En effet, la variation du taux de prélèvements obligatoires résulte non seulement des changements des législations fiscale et sociale, mais aussi de la conjoncture économique.
Je tiens également à souligner que les comparaisons internationales ont évidemment leurs limites.
Dans le cadre de l'examen du projet de loi de finances pour 2005, plus précisément du débat sur les prélèvements obligatoires qui s'est déroulé ici même, j'ai relu avec attention le « bleu » du Gouvernement, qui conseillait à juste titre de se garder de comparaisons sommaires, une définition commune aux différents Etats, notamment de l'OCDE, de la notion de prélèvements obligatoires n'existant pas.
La définition de cette notion dépend des conventions comptables, des choix d'organisation et des modes de financement de l'action publique. L'analyse du niveau des prélèvements obligatoires est absolument indissociable de la prise en compte du niveau de la dépense publique et de la place des services publics dans l'économie nationale. Cela me paraît extrêmement important dans le cadre d'une comparaison, et nous en arrivons ainsi à des sujets sur lesquels nous avons une divergence d'appréciation : la dépense publique et la place des services publics dans notre économie.
Ensuite, ma deuxième observation concerne les motivations auxquelles prétendent répondre les auteurs de cette proposition de loi. Nous nous sommes sincèrement demandés pour quelles raisons la majorité sénatoriale et le Gouvernement tenaient autant à cette modification.
Bien sûr, nous ne pouvons que souscrire aux motivations explicites qui ont été fournies. M. Arthuis souhaite, selon ses propres termes, donner au Parlement « un bon instrument de lucidité » et « parvenir à une vision globale du niveau de prélèvements obligatoires ». Dans l'exposé des motifs de cette proposition de loi, il précise que l'objectif poursuivi est d'« avoir une vision complète du niveau préoccupant des prélèvements obligatoires en France ». A ce stade de l'analyse, nous ne pouvons qu'être d'accord avec lui !
Nous le suivons également lorsqu'il affirme vouloir « éclairer le débat » pour pouvoir prendre des « décisions appropriées ».
Cependant, nous commençons à nous interroger quand, au cours de l'examen du projet de loi de finances pour 2005, il déclare vouloir « impérativement remettre en cause notre système de prélèvements obligatoires ». Mais cela relève du débat démocratique.

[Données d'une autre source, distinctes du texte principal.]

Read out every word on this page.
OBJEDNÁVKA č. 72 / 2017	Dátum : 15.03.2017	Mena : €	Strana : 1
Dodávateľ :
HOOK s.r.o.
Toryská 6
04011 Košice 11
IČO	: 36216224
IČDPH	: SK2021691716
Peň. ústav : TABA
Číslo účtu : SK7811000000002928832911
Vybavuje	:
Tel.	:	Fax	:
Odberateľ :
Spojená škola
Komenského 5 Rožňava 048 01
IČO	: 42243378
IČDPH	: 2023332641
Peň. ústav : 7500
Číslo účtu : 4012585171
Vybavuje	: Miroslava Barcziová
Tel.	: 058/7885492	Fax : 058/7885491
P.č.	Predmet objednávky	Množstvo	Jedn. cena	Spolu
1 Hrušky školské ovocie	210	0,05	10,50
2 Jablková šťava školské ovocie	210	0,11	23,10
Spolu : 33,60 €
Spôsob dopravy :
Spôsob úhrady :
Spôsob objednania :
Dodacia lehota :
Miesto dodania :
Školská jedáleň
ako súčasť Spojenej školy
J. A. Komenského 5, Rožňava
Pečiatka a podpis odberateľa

Mais nous nous inquiétons carrément en relisant le rapport de M. Philippe Marini intitulé Débat sur les prélèvements obligatoires et leur évolution : pour une fiscalité plus compétitive. Nous abordons alors le coeur du sujet puisque, dans ce rapport, notre collègue rapporteur général pose comme postulat « la réduction de la part prélevée par l'Etat dans le PIB par la diminution des dépenses publiques ». Même s'il admet que cela exigera du temps et un certain nombre de précautions, l'objectif est clairement affiché.

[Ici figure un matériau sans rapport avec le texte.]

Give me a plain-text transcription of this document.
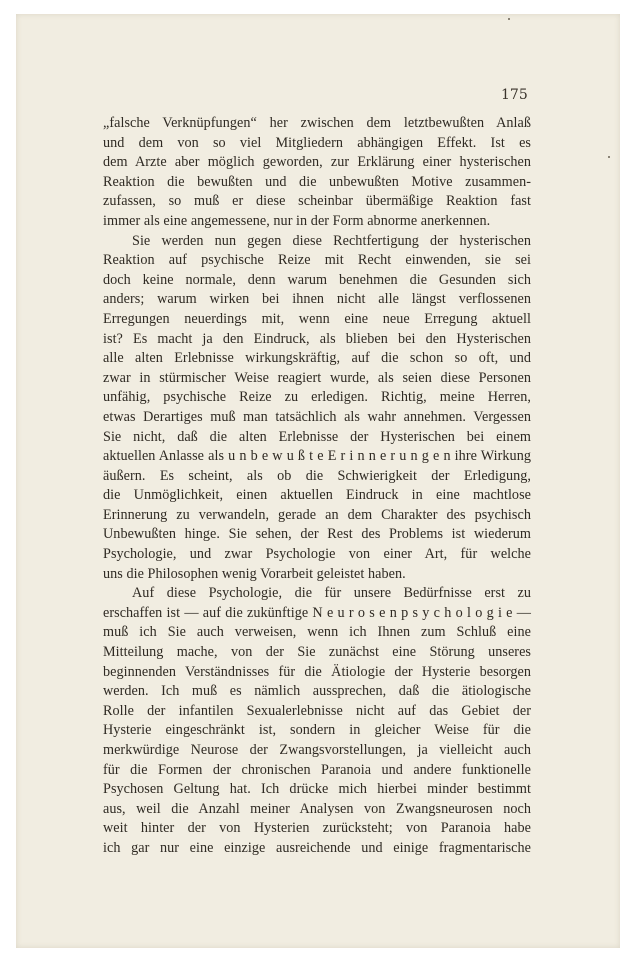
175
„falsche Verknüpfungen“ her zwischen dem letztbewußten Anlaß
und dem von so viel Mitgliedern abhängigen Effekt. Ist es
dem Arzte aber möglich geworden, zur Erklärung einer hysterischen
Reaktion die bewußten und die unbewußten Motive zusammen-
zufassen, so muß er diese scheinbar übermäßige Reaktion fast
immer als eine angemessene, nur in der Form abnorme anerkennen.
Sie werden nun gegen diese Rechtfertigung der hysterischen
Reaktion auf psychische Reize mit Recht einwenden, sie sei
doch keine normale, denn warum benehmen die Gesunden sich
anders; warum wirken bei ihnen nicht alle längst verflossenen
Erregungen neuerdings mit, wenn eine neue Erregung aktuell
ist? Es macht ja den Eindruck, als blieben bei den Hysterischen
alle alten Erlebnisse wirkungskräftig, auf die schon so oft, und
zwar in stürmischer Weise reagiert wurde, als seien diese Personen
unfähig, psychische Reize zu erledigen. Richtig, meine Herren,
etwas Derartiges muß man tatsächlich als wahr annehmen. Vergessen
Sie nicht, daß die alten Erlebnisse der Hysterischen bei einem
aktuellen Anlasse als u n b e w u ß t e E r i n n e r u n g e n ihre Wirkung
äußern. Es scheint, als ob die Schwierigkeit der Erledigung,
die Unmöglichkeit, einen aktuellen Eindruck in eine machtlose
Erinnerung zu verwandeln, gerade an dem Charakter des psychisch
Unbewußten hinge. Sie sehen, der Rest des Problems ist wiederum
Psychologie, und zwar Psychologie von einer Art, für welche
uns die Philosophen wenig Vorarbeit geleistet haben.
Auf diese Psychologie, die für unsere Bedürfnisse erst zu
erschaffen ist — auf die zukünftige N e u r o s e n p s y c h o l o g i e —
muß ich Sie auch verweisen, wenn ich Ihnen zum Schluß eine
Mitteilung mache, von der Sie zunächst eine Störung unseres
beginnenden Verständnisses für die Ätiologie der Hysterie besorgen
werden. Ich muß es nämlich aussprechen, daß die ätiologische
Rolle der infantilen Sexualerlebnisse nicht auf das Gebiet der
Hysterie eingeschränkt ist, sondern in gleicher Weise für die
merkwürdige Neurose der Zwangsvorstellungen, ja vielleicht auch
für die Formen der chronischen Paranoia und andere funktionelle
Psychosen Geltung hat. Ich drücke mich hierbei minder bestimmt
aus, weil die Anzahl meiner Analysen von Zwangsneurosen noch
weit hinter der von Hysterien zurücksteht; von Paranoia habe
ich gar nur eine einzige ausreichende und einige fragmentarische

Vous nous permettrez de ne pas partager ce postulat, qui est indissociable du débat que nous avons aujourd'hui car on ne saurait isoler la dépense publique de son contexte économique. Je veux parler des mécanismes de production des richesses - la croissance et les moyens que l'on se donne pour l'encourager d'une manière ou d'une autre - comme de la redistribution de ces dernières.
De même, nous ne partageons pas vos a priori sur la répartition du poids des prélèvements obligatoires.

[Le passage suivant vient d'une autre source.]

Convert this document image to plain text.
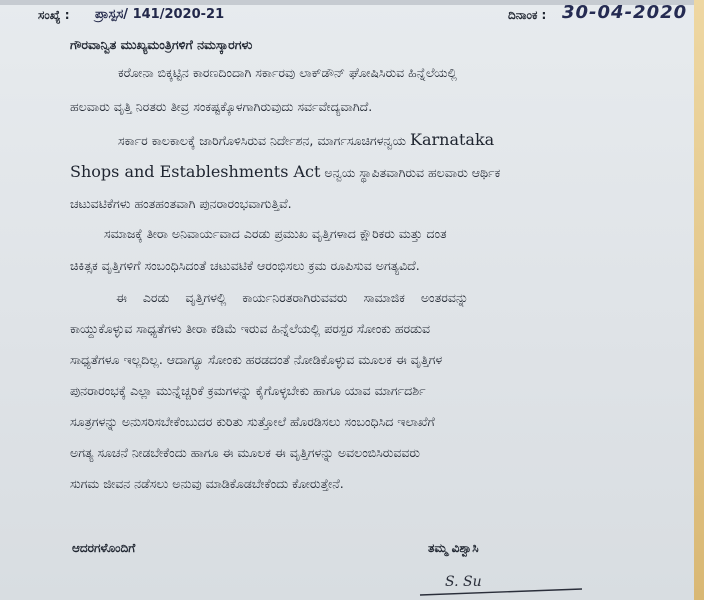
ಸಂಖ್ಯೆ : ಪ್ರಾಸ್ಪಸ/ 141/2020-21	ದಿನಾಂಕ : 30-04-2020
ಗೌರವಾನ್ವಿತ ಮುಖ್ಯಮಂತ್ರಿಗಳಿಗೆ ನಮಸ್ಕಾರಗಳು
ಕರೋನಾ ಬಿಕ್ಕಟ್ಟಿನ ಕಾರಣದಿಂದಾಗಿ ಸರ್ಕಾರವು ಲಾಕ್‌ಡೌನ್ ಘೋಷಿಸಿರುವ ಹಿನ್ನೆಲೆಯಲ್ಲಿ
ಹಲವಾರು ವೃತ್ತಿ ನಿರತರು ತೀವ್ರ ಸಂಕಷ್ಟಕ್ಕೊಳಗಾಗಿರುವುದು ಸರ್ವವೇದ್ಯವಾಗಿದೆ.
ಸರ್ಕಾರ ಕಾಲಕಾಲಕ್ಕೆ ಜಾರಿಗೊಳಿಸಿರುವ ನಿರ್ದೇಶನ, ಮಾರ್ಗಸೂಚಿಗಳನ್ವಯ Karnataka
Shops and Estableshments Act ಅನ್ವಯ ಸ್ಥಾಪಿತವಾಗಿರುವ ಹಲವಾರು ಆರ್ಥಿಕ
ಚಟುವಟಿಕೆಗಳು ಹಂತಹಂತವಾಗಿ ಪುನರಾರಂಭವಾಗುತ್ತಿವೆ.
ಸಮಾಜಕ್ಕೆ ತೀರಾ ಅನಿವಾರ್ಯವಾದ ಎರಡು ಪ್ರಮುಖ ವೃತ್ತಿಗಳಾದ ಕ್ಷೌರಿಕರು ಮತ್ತು ದಂತ
ಚಿಕಿತ್ಸಕ ವೃತ್ತಿಗಳಿಗೆ ಸಂಬಂಧಿಸಿದಂತೆ ಚಟುವಟಿಕೆ ಆರಂಭಿಸಲು ಕ್ರಮ ರೂಪಿಸುವ ಅಗತ್ಯವಿದೆ.
ಈ ಎರಡು ವೃತ್ತಿಗಳಲ್ಲಿ ಕಾರ್ಯನಿರತರಾಗಿರುವವರು ಸಾಮಾಜಿಕ ಅಂತರವನ್ನು
ಕಾಯ್ದುಕೊಳ್ಳುವ ಸಾಧ್ಯತೆಗಳು ತೀರಾ ಕಡಿಮೆ ಇರುವ ಹಿನ್ನೆಲೆಯಲ್ಲಿ ಪರಸ್ಪರ ಸೋಂಕು ಹರಡುವ
ಸಾಧ್ಯತೆಗಳೂ ಇಲ್ಲದಿಲ್ಲ. ಆದಾಗ್ಯೂ ಸೋಂಕು ಹರಡದಂತೆ ನೋಡಿಕೊಳ್ಳುವ ಮೂಲಕ ಈ ವೃತ್ತಿಗಳ
ಪುನರಾರಂಭಕ್ಕೆ ಎಲ್ಲಾ ಮುನ್ನೆಚ್ಚರಿಕೆ ಕ್ರಮಗಳನ್ನು ಕೈಗೊಳ್ಳಬೇಕು ಹಾಗೂ ಯಾವ ಮಾರ್ಗದರ್ಶಿ
ಸೂತ್ರಗಳನ್ನು ಅನುಸರಿಸಬೇಕೆಂಬುದರ ಕುರಿತು ಸುತ್ತೋಲೆ ಹೊರಡಿಸಲು ಸಂಬಂಧಿಸಿದ ಇಲಾಖೆಗೆ
ಅಗತ್ಯ ಸೂಚನೆ ನೀಡಬೇಕೆಂದು ಹಾಗೂ ಈ ಮೂಲಕ ಈ ವೃತ್ತಿಗಳನ್ನು ಅವಲಂಬಿಸಿರುವವರು
ಸುಗಮ ಜೀವನ ನಡೆಸಲು ಅನುವು ಮಾಡಿಕೊಡಬೇಕೆಂದು ಕೋರುತ್ತೇನೆ.
ಆದರಗಳೊಂದಿಗೆ	ತಮ್ಮ ವಿಶ್ವಾಸಿ
S. Su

Enfin, il est curieux que la proposition de réforme du Conseil des impôts soit intervenue après la polémique suscitée par le 22e rapport de cette instance, consacré à la concurrence fiscale et à l'entreprise.
Dès lors, nous nous interrogeons et nous avons l'impression, sans esprit polémique, qu'il s'agit finalement de disposer d'un instrument qui dira ce que l'on a envie qu'il dise.